PARTAGER
La contrôleuse générale des lieux de privation de liberté est chargée de défendre les droits des détenus. // Photo d’illustration JOEL SAGET / AFP

Dominique Simonnot publie chaque semaine une chronique judiciaire intitulée « Coups de barre » dans l’hebdomadaire satirique.

La chroniqueuse judiciaire du Canard enchaîné Dominique Simonnot a été nommée lundi par Emmanuel Macron au poste de Contrôleuse générale des lieux de privation de liberté, chargée de défendre les droits des détenus, a annoncé l’Élysée.

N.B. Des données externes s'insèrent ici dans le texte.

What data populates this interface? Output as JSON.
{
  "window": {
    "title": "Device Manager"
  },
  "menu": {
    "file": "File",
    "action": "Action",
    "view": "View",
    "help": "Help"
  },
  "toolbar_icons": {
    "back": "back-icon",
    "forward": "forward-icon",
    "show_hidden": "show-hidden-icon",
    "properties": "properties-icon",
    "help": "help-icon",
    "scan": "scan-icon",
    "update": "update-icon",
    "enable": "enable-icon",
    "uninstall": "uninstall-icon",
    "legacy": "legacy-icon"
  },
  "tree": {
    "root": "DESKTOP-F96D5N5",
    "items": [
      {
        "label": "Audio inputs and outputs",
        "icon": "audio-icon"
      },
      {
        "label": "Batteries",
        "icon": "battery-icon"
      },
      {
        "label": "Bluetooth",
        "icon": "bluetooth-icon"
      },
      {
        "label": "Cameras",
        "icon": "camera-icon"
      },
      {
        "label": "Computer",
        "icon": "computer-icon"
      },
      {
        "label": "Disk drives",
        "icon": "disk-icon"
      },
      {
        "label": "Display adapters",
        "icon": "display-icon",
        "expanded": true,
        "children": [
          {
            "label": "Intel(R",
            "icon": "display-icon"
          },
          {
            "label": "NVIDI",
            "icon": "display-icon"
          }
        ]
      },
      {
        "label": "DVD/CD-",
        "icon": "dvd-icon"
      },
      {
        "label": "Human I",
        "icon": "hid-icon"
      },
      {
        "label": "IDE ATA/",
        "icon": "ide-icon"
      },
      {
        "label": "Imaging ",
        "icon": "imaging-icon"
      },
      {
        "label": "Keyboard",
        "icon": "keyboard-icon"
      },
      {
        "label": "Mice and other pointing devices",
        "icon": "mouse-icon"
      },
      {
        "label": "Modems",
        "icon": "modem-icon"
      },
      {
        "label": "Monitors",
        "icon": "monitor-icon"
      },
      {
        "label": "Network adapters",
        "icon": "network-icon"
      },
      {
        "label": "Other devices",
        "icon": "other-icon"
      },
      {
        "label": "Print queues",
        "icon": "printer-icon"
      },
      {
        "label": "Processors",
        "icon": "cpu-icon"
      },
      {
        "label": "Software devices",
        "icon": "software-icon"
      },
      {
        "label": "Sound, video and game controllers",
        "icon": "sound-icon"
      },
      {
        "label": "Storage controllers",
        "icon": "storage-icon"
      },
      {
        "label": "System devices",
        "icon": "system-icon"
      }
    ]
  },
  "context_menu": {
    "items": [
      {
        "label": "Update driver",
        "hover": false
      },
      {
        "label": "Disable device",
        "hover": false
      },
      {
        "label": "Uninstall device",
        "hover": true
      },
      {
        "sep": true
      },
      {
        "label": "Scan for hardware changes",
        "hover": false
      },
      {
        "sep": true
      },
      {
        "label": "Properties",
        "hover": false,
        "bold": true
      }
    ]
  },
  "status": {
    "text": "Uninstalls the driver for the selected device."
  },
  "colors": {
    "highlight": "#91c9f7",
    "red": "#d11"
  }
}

Le poste était vacant depuis le départ à la mi-juillet d’Adeline Hazan, qui a occupé pendant six ans la direction de cette autorité administrative indépendante. Le contrôleur général des prisons (CGLPL) est chargé de veiller au respect des droits fondamentaux dans les lieux de privation de liberté. Il peut notamment être saisi par des détenus ou leurs proches.

Ancienne éducatrice au sein de l’administration pénitentiaire

Âgée de 68 ans, Dominique Simonnot a été journaliste au quotidien Libération avant de rejoindre l’hebdomadaire satirique en 2006 où elle publie chaque semaine une chronique judiciaire intitulée « Coups de barre », en suivant en particulier les audiences de comparution immédiate. Elle a publié plusieurs livres sur la justice.

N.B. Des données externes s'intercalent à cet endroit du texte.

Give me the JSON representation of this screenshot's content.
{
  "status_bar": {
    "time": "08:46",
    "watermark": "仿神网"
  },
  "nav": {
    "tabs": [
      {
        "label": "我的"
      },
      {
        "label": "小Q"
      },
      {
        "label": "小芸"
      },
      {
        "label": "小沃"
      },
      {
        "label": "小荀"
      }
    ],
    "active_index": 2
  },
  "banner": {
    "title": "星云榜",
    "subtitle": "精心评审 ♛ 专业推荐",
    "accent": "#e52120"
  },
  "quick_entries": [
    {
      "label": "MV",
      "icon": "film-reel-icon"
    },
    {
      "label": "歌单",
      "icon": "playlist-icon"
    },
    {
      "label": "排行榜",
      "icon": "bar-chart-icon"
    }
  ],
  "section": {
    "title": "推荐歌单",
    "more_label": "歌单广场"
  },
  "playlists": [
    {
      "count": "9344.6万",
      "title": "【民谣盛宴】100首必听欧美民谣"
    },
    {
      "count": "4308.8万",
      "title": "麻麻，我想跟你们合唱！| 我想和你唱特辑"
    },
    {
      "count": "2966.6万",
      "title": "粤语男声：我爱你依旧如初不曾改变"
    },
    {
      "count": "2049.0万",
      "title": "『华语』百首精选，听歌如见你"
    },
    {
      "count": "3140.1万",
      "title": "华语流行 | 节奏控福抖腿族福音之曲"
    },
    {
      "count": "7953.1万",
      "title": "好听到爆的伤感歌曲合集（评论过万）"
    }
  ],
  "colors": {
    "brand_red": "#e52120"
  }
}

Avant de devenir journaliste, elle avait travaillé au sein de l’administration pénitentiaire comme éducatrice. Le Canard enchaîné a récemment révélé qu’une conversation téléphonique entre Dominique Simonnot et un magistrat avait été écoutée et retranscrite en 2014 dans le cadre de l’affaire dite «Paul Bismuth», visant Nicolas Sarkozy et son avocat pour des soupçons de corruption d’un haut magistrat, Gilbert Azibert. Le procès de cette affaire est prévu à Paris à partir du 23 novembre.

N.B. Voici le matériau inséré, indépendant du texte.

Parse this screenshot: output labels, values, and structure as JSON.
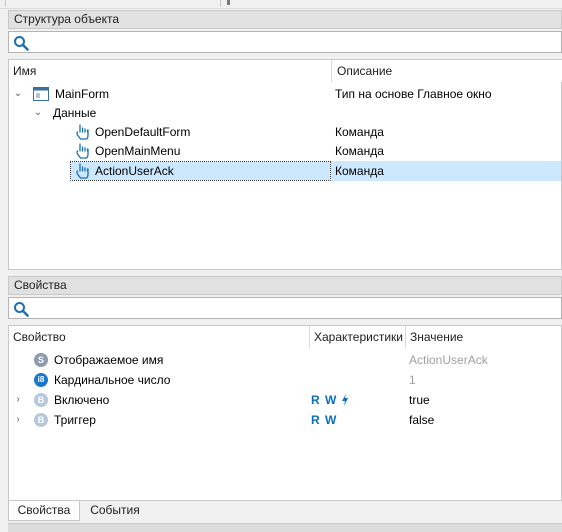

Sous le mandat d’Adeline Hazan, la CGLPL a effectué 900 visites d’établissements, dont 164 hôpitaux psychiatriques et 149 prisons. La vacance du poste depuis la mi-juillet avait suscité des critiques dans le milieu judiciaire et politique.

L’Élysée précise que les présidents de l’Assemblée nationale et du Sénat ont été « saisis du projet de nomination, afin que la commission intéressée de chacune des assemblées se prononce dans les conditions prévues par le cinquième alinéa de l’article 13 de la Constitution ».